Berdasarkan temuan di lapangan, bibit sawit yang digunakan dalam replanting ini baru berumur sekitar 10 bulan, tidak memenuhi standar ideal. Selain itu, ditemukan banyak lahan kosong dan praktik penumbangan di lokasi yang tidak sesuai ketentuan.
Keempat Poktan yang tengah melaksanakan program replanting ini adalah:
- KRP Mukomuko di Kecamatan Kota Mukomuko
- KRP Tunas Harapan di Kecamatan Air Manjuto
- KRP Masat Jaya di Kecamatan Malin Deman
- KRP Tanera Sejahtera di Desa Bunga Tanjung
Namun, pelaksanaan program di lapangan memunculkan berbagai kejanggalan, seperti lahan yang seharusnya ditanami sawit justru berupa semak belukar atau kebun karet.
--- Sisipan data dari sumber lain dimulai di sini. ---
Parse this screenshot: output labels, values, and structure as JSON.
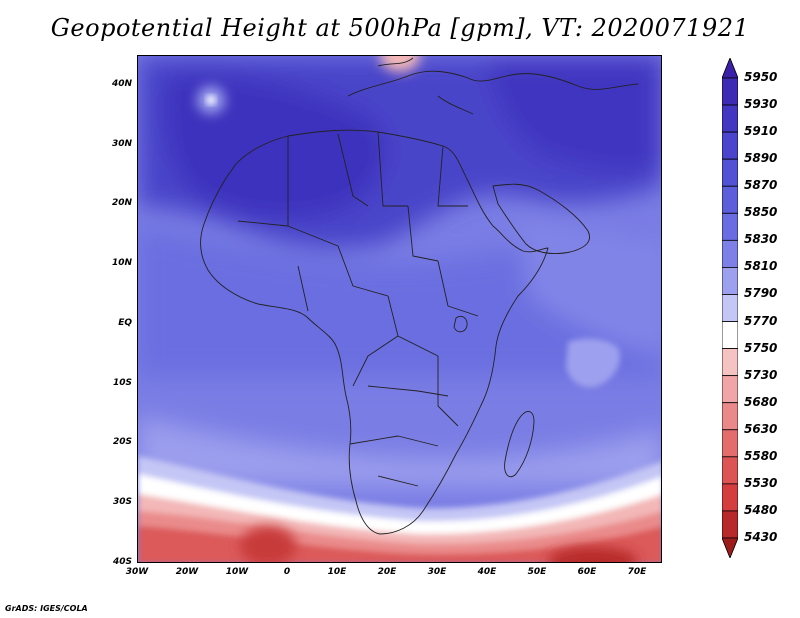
{
  "title": "Geopotential Height at 500hPa [gpm], VT: 2020071921",
  "credit": "GrADS: IGES/COLA",
  "map": {
    "lat_labels": [
      "40N",
      "30N",
      "20N",
      "10N",
      "EQ",
      "10S",
      "20S",
      "30S",
      "40S"
    ],
    "lon_labels": [
      "30W",
      "20W",
      "10W",
      "0",
      "10E",
      "20E",
      "30E",
      "40E",
      "50E",
      "60E",
      "70E"
    ],
    "extent": {
      "lon_min": -30,
      "lon_max": 75,
      "lat_min": -40,
      "lat_max": 45
    }
  },
  "colorbar": {
    "levels": [
      "5950",
      "5930",
      "5910",
      "5890",
      "5870",
      "5850",
      "5830",
      "5810",
      "5790",
      "5770",
      "5750",
      "5730",
      "5680",
      "5630",
      "5580",
      "5530",
      "5480",
      "5430"
    ],
    "colors": [
      "#3a1fa8",
      "#3d2ab5",
      "#4337c2",
      "#4a45cc",
      "#5252d4",
      "#5c5edb",
      "#6a6de1",
      "#7d80e6",
      "#9da0ee",
      "#c4c6f5",
      "#ffffff",
      "#f6c3c3",
      "#f0a6a6",
      "#ea8989",
      "#e36d6d",
      "#dc5454",
      "#d43e3e",
      "#b82929",
      "#9c1c1c"
    ]
  }
}
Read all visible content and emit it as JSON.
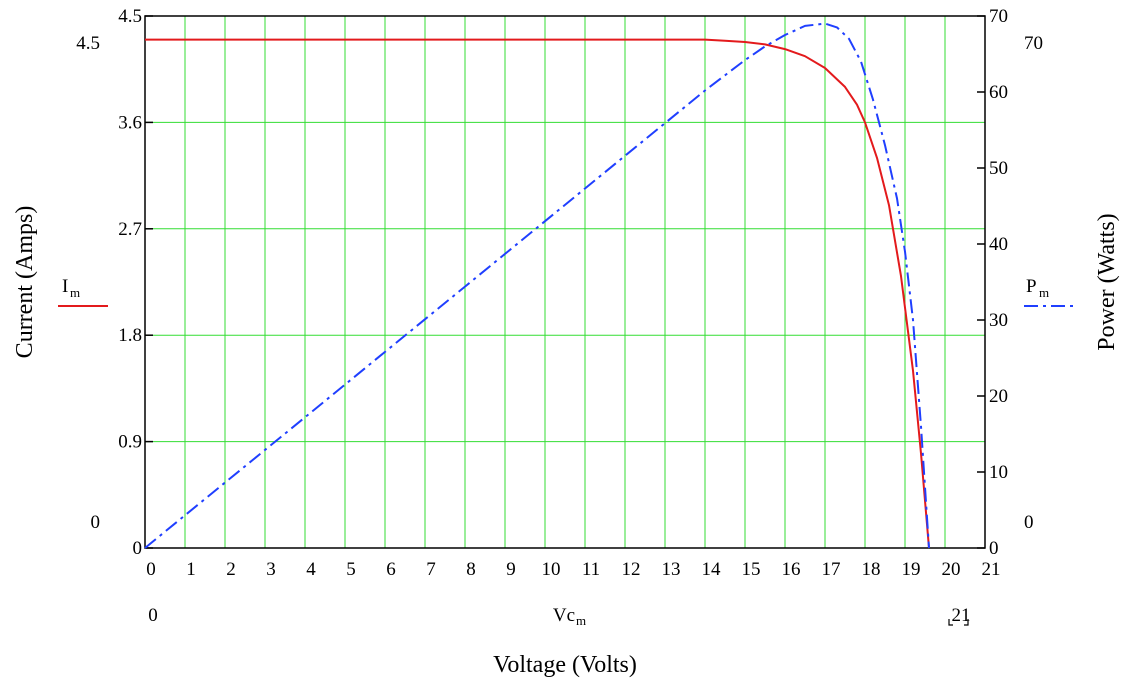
{
  "chart_data": {
    "type": "line",
    "xlabel": "Voltage (Volts)",
    "ylabel": "Current (Amps)",
    "y2label": "Power (Watts)",
    "xlim": [
      0,
      21
    ],
    "ylim": [
      0,
      4.5
    ],
    "y2lim": [
      0,
      70
    ],
    "grid": true,
    "x_ticks": [
      "0",
      "1",
      "2",
      "3",
      "4",
      "5",
      "6",
      "7",
      "8",
      "9",
      "10",
      "11",
      "12",
      "13",
      "14",
      "15",
      "16",
      "17",
      "18",
      "19",
      "20",
      "21"
    ],
    "y_ticks": [
      "0",
      "0.9",
      "1.8",
      "2.7",
      "3.6",
      "4.5"
    ],
    "y2_ticks": [
      "0",
      "10",
      "20",
      "30",
      "40",
      "50",
      "60",
      "70"
    ],
    "corner_labels": {
      "y_min": "0",
      "y_max": "4.5",
      "y2_min": "0",
      "y2_max": "70",
      "x_min": "0",
      "x_max": "21"
    },
    "x_var_label": {
      "main": "Vc",
      "sub": "m"
    },
    "series": [
      {
        "name": "I",
        "sub": "m",
        "axis": "left",
        "style": "solid",
        "color": "#e31a1c",
        "x": [
          0,
          14,
          14.5,
          15,
          15.5,
          16,
          16.5,
          17,
          17.5,
          17.8,
          18,
          18.3,
          18.6,
          18.9,
          19.2,
          19.4,
          19.6
        ],
        "y": [
          4.3,
          4.3,
          4.29,
          4.28,
          4.26,
          4.22,
          4.16,
          4.06,
          3.9,
          3.75,
          3.6,
          3.3,
          2.9,
          2.3,
          1.5,
          0.8,
          0
        ]
      },
      {
        "name": "P",
        "sub": "m",
        "axis": "right",
        "style": "dashdot",
        "color": "#1f3fff",
        "x": [
          0,
          2,
          4,
          6,
          8,
          10,
          12,
          14,
          15,
          15.5,
          16,
          16.5,
          17,
          17.3,
          17.6,
          17.9,
          18.2,
          18.5,
          18.8,
          19.0,
          19.2,
          19.4,
          19.6
        ],
        "y": [
          0,
          8.6,
          17.2,
          25.8,
          34.4,
          43.0,
          51.6,
          60.2,
          64.2,
          66.0,
          67.5,
          68.7,
          69.0,
          68.5,
          67.0,
          64.0,
          59.0,
          53.0,
          46.0,
          39.0,
          30.0,
          16.0,
          0
        ]
      }
    ]
  }
}
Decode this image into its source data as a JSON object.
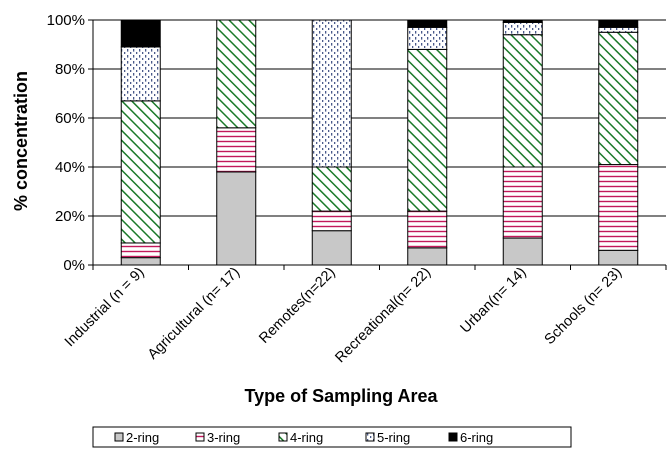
{
  "chart_data": {
    "type": "bar",
    "stacked": true,
    "categories": [
      "Industrial (n = 9)",
      "Agricultural (n= 17)",
      "Remotes(n=22)",
      "Recreational(n= 22)",
      "Urban(n= 14)",
      "Schools (n= 23)"
    ],
    "series": [
      {
        "name": "2-ring",
        "values": [
          3,
          38,
          14,
          7,
          11,
          6
        ],
        "color": "#c8c8c8",
        "pattern": "solid"
      },
      {
        "name": "3-ring",
        "values": [
          6,
          18,
          8,
          15,
          29,
          35
        ],
        "color": "#c2185b",
        "pattern": "horizontal-lines"
      },
      {
        "name": "4-ring",
        "values": [
          58,
          44,
          18,
          66,
          54,
          54
        ],
        "color": "#1b7a2a",
        "pattern": "diagonal-lines"
      },
      {
        "name": "5-ring",
        "values": [
          22,
          0,
          60,
          9,
          5,
          2
        ],
        "color": "#4a5a8a",
        "pattern": "dots"
      },
      {
        "name": "6-ring",
        "values": [
          11,
          0,
          0,
          3,
          1,
          3
        ],
        "color": "#000000",
        "pattern": "solid"
      }
    ],
    "yticks": [
      "0%",
      "20%",
      "40%",
      "60%",
      "80%",
      "100%"
    ],
    "ylim": [
      0,
      100
    ],
    "ylabel": "% concentration",
    "xlabel": "Type of Sampling Area",
    "grid": true,
    "legend_position": "bottom"
  }
}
LSM NCW Desak Transparansi
Ketua LSM National Corruption Watch (NCW) Mukomuko, Zlatan Asikin, menilai ada potensi penyalahgunaan dana replanting yang merugikan negara dan petani.
“Dari temuan kami di Kecamatan Kota Mukomuko dan Air Manjuto, banyak lahan yang tidak sesuai standar replanting. Bahkan, ada lahan yang seharusnya ditanami sawit, tetapi justru berisi semak belukar dan kebun karet. Ini menunjukkan indikasi dana bantuan dimanfaatkan untuk kepentingan pribadi,” ungkap Zlatan, Kamis (19/11/2024).
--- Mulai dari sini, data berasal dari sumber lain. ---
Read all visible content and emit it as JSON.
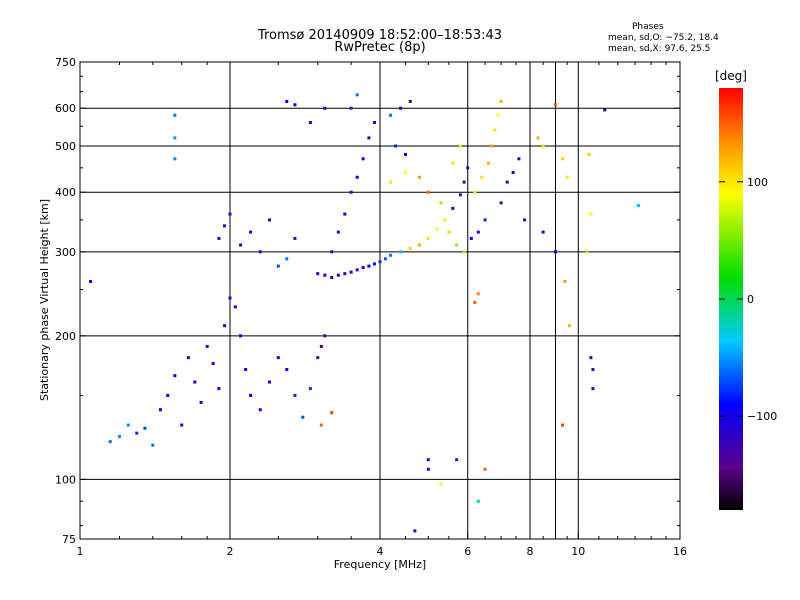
{
  "title_line1": "Tromsø 20140909 18:52:00–18:53:43",
  "title_line2": "RwPretec (8p)",
  "stats": {
    "heading": "Phases",
    "line_o": "mean, sd,O: −75.2, 18.4",
    "line_x": "mean, sd,X:  97.6, 25.5"
  },
  "colorbar": {
    "unit_label": "[deg]",
    "ticks": [
      "100",
      "0",
      "−100"
    ],
    "tick_values": [
      100,
      0,
      -100
    ],
    "range": [
      -180,
      180
    ]
  },
  "chart_data": {
    "type": "scatter",
    "title": "Tromsø 20140909 18:52:00–18:53:43",
    "subtitle": "RwPretec (8p)",
    "xlabel": "Frequency [MHz]",
    "ylabel": "Stationary phase Virtual Height [km]",
    "x_scale": "log",
    "y_scale": "log",
    "xlim": [
      1,
      16
    ],
    "ylim": [
      75,
      750
    ],
    "x_ticks": [
      1,
      2,
      4,
      6,
      8,
      10,
      16
    ],
    "x_tick_labels": [
      "1",
      "2",
      "4",
      "6",
      "8",
      "10",
      "16"
    ],
    "y_ticks": [
      75,
      100,
      200,
      300,
      400,
      500,
      600,
      750
    ],
    "y_tick_labels": [
      "75",
      "100",
      "200",
      "300",
      "400",
      "500",
      "600",
      "750"
    ],
    "grid": true,
    "color_encoding": "phase [deg], rainbow scale −180 to 180",
    "points": [
      [
        1.05,
        260,
        -90
      ],
      [
        1.15,
        120,
        -60
      ],
      [
        1.2,
        123,
        -50
      ],
      [
        1.25,
        130,
        -55
      ],
      [
        1.3,
        125,
        -80
      ],
      [
        1.35,
        128,
        -70
      ],
      [
        1.4,
        118,
        -60
      ],
      [
        1.45,
        140,
        -90
      ],
      [
        1.5,
        150,
        -100
      ],
      [
        1.55,
        165,
        -110
      ],
      [
        1.6,
        130,
        -85
      ],
      [
        1.65,
        180,
        -120
      ],
      [
        1.7,
        160,
        -100
      ],
      [
        1.75,
        145,
        -95
      ],
      [
        1.8,
        190,
        -110
      ],
      [
        1.85,
        175,
        -105
      ],
      [
        1.9,
        155,
        -100
      ],
      [
        1.95,
        210,
        -115
      ],
      [
        2.0,
        240,
        -110
      ],
      [
        2.05,
        230,
        -105
      ],
      [
        2.1,
        200,
        -100
      ],
      [
        2.15,
        170,
        -95
      ],
      [
        2.2,
        150,
        -90
      ],
      [
        2.3,
        140,
        -85
      ],
      [
        2.4,
        160,
        -100
      ],
      [
        2.5,
        180,
        -110
      ],
      [
        2.6,
        170,
        -90
      ],
      [
        2.7,
        150,
        -80
      ],
      [
        2.8,
        135,
        -70
      ],
      [
        2.9,
        155,
        -75
      ],
      [
        3.0,
        180,
        -140
      ],
      [
        3.05,
        190,
        -150
      ],
      [
        3.1,
        200,
        -130
      ],
      [
        3.05,
        130,
        150
      ],
      [
        3.2,
        138,
        160
      ],
      [
        1.55,
        580,
        -60
      ],
      [
        1.55,
        520,
        -50
      ],
      [
        1.55,
        470,
        -55
      ],
      [
        1.9,
        320,
        -120
      ],
      [
        1.95,
        340,
        -115
      ],
      [
        2.0,
        360,
        -110
      ],
      [
        2.1,
        310,
        -100
      ],
      [
        2.2,
        330,
        -105
      ],
      [
        2.3,
        300,
        -100
      ],
      [
        2.4,
        350,
        -110
      ],
      [
        2.5,
        280,
        -70
      ],
      [
        2.6,
        290,
        -60
      ],
      [
        2.7,
        320,
        -120
      ],
      [
        2.6,
        620,
        -90
      ],
      [
        2.7,
        610,
        -100
      ],
      [
        2.9,
        560,
        -110
      ],
      [
        3.1,
        600,
        -100
      ],
      [
        3.0,
        270,
        -100
      ],
      [
        3.1,
        268,
        -95
      ],
      [
        3.2,
        265,
        -100
      ],
      [
        3.3,
        268,
        -110
      ],
      [
        3.4,
        270,
        -120
      ],
      [
        3.5,
        272,
        -110
      ],
      [
        3.6,
        275,
        -100
      ],
      [
        3.7,
        278,
        -95
      ],
      [
        3.8,
        280,
        -90
      ],
      [
        3.9,
        283,
        -85
      ],
      [
        4.0,
        286,
        -80
      ],
      [
        4.1,
        290,
        -70
      ],
      [
        4.2,
        295,
        -60
      ],
      [
        4.4,
        300,
        -40
      ],
      [
        4.6,
        305,
        110
      ],
      [
        4.8,
        310,
        120
      ],
      [
        5.0,
        320,
        100
      ],
      [
        5.2,
        335,
        90
      ],
      [
        5.4,
        350,
        80
      ],
      [
        5.6,
        370,
        -120
      ],
      [
        5.8,
        395,
        -130
      ],
      [
        5.9,
        420,
        -140
      ],
      [
        6.0,
        450,
        -150
      ],
      [
        3.2,
        300,
        -110
      ],
      [
        3.3,
        330,
        -120
      ],
      [
        3.4,
        360,
        -100
      ],
      [
        3.5,
        400,
        -130
      ],
      [
        3.6,
        430,
        -110
      ],
      [
        3.7,
        470,
        -100
      ],
      [
        3.8,
        520,
        -120
      ],
      [
        3.9,
        560,
        -110
      ],
      [
        3.5,
        600,
        -80
      ],
      [
        3.6,
        640,
        -60
      ],
      [
        4.2,
        580,
        -60
      ],
      [
        4.4,
        600,
        -110
      ],
      [
        4.6,
        620,
        -150
      ],
      [
        4.3,
        500,
        -80
      ],
      [
        4.5,
        480,
        -90
      ],
      [
        4.2,
        420,
        100
      ],
      [
        4.5,
        440,
        90
      ],
      [
        4.8,
        430,
        130
      ],
      [
        5.0,
        400,
        150
      ],
      [
        5.3,
        380,
        60
      ],
      [
        5.5,
        330,
        70
      ],
      [
        5.7,
        310,
        55
      ],
      [
        5.9,
        300,
        65
      ],
      [
        5.6,
        460,
        80
      ],
      [
        5.8,
        500,
        100
      ],
      [
        6.2,
        400,
        80
      ],
      [
        6.4,
        430,
        100
      ],
      [
        6.6,
        460,
        120
      ],
      [
        6.7,
        500,
        130
      ],
      [
        6.8,
        540,
        100
      ],
      [
        6.9,
        580,
        90
      ],
      [
        7.0,
        620,
        120
      ],
      [
        6.5,
        350,
        -80
      ],
      [
        6.3,
        330,
        -100
      ],
      [
        6.1,
        320,
        -90
      ],
      [
        7.0,
        380,
        -140
      ],
      [
        7.2,
        420,
        -130
      ],
      [
        7.4,
        440,
        -120
      ],
      [
        7.6,
        470,
        -110
      ],
      [
        8.3,
        520,
        120
      ],
      [
        8.5,
        500,
        100
      ],
      [
        9.0,
        610,
        150
      ],
      [
        9.3,
        470,
        110
      ],
      [
        9.5,
        430,
        100
      ],
      [
        9.4,
        260,
        130
      ],
      [
        9.6,
        210,
        120
      ],
      [
        9.3,
        130,
        160
      ],
      [
        10.5,
        480,
        110
      ],
      [
        10.6,
        360,
        90
      ],
      [
        10.6,
        180,
        -130
      ],
      [
        10.7,
        170,
        -120
      ],
      [
        10.7,
        155,
        -100
      ],
      [
        11.3,
        595,
        -120
      ],
      [
        13.2,
        375,
        -40
      ],
      [
        5.0,
        110,
        -100
      ],
      [
        5.0,
        105,
        -110
      ],
      [
        5.3,
        98,
        90
      ],
      [
        6.5,
        105,
        150
      ],
      [
        6.3,
        90,
        -20
      ],
      [
        4.7,
        78,
        -120
      ],
      [
        5.7,
        110,
        -80
      ],
      [
        6.2,
        235,
        150
      ],
      [
        6.3,
        245,
        140
      ],
      [
        7.8,
        350,
        -140
      ],
      [
        8.5,
        330,
        -120
      ],
      [
        9.0,
        300,
        -90
      ],
      [
        10.4,
        300,
        60
      ]
    ]
  }
}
Zlatan menjelaskan bahwa aturan replanting mensyaratkan lahan harus memiliki minimal 70% tanaman sawit yang kurang produktif, dengan usia pohon lebih dari 25 tahun. Namun, kondisi di lapangan jauh dari ketentuan ini.
“Kami akan meminta klarifikasi dari Dinas Pertanian dan Perkebunan Mukomuko. Proses verifikasi data penerima bantuan ini tidak boleh sembarangan. Kami juga akan mengirimkan surat resmi kepada BPDPKS untuk mengevaluasi kembali program replanting di Mukomuko,” tegas Zlatan.
Tanggapan Dinas Pertanian Mukomuko
Menanggapi hal ini, Kepala Bidang Pertanian Mukomuko, Iwan, menyebutkan bahwa penggunaan bibit berusia 10 bulan sudah sesuai dengan Peraturan Menteri Pertanian (Permentan) No. 131 Tahun 2013.
“Bibit yang digunakan sudah sesuai standar. Hal ini juga didasarkan pada berita acara dari BP2MB (Balai Pengawasan dan Pengujian Mutu Benih),” jelas Iwan.
Terkait lahan kosong yang ditemukan, Iwan mengakui bahwa kondisi tersebut disebabkan oleh ketersediaan bibit yang baru tersedia pada Desember 2024.
“Saat proses awal, seluruh lahan sudah diverifikasi melalui citra satelit dan pengecekan lapangan oleh tim Ditjenbun. Namun, jika ada lahan kosong saat ini, itu karena keterlambatan pasokan bibit dari pihak pembibitan,” tambahnya.
Transparansi dan Pengawasan Diperlukan
Permasalahan ini menunjukkan pentingnya transparansi dan pengawasan ketat dalam pelaksanaan program replanting sawit. Zlatan Asikin berharap, evaluasi menyeluruh dilakukan agar dana yang dialokasikan benar-benar tepat sasaran dan memberikan manfaat bagi petani.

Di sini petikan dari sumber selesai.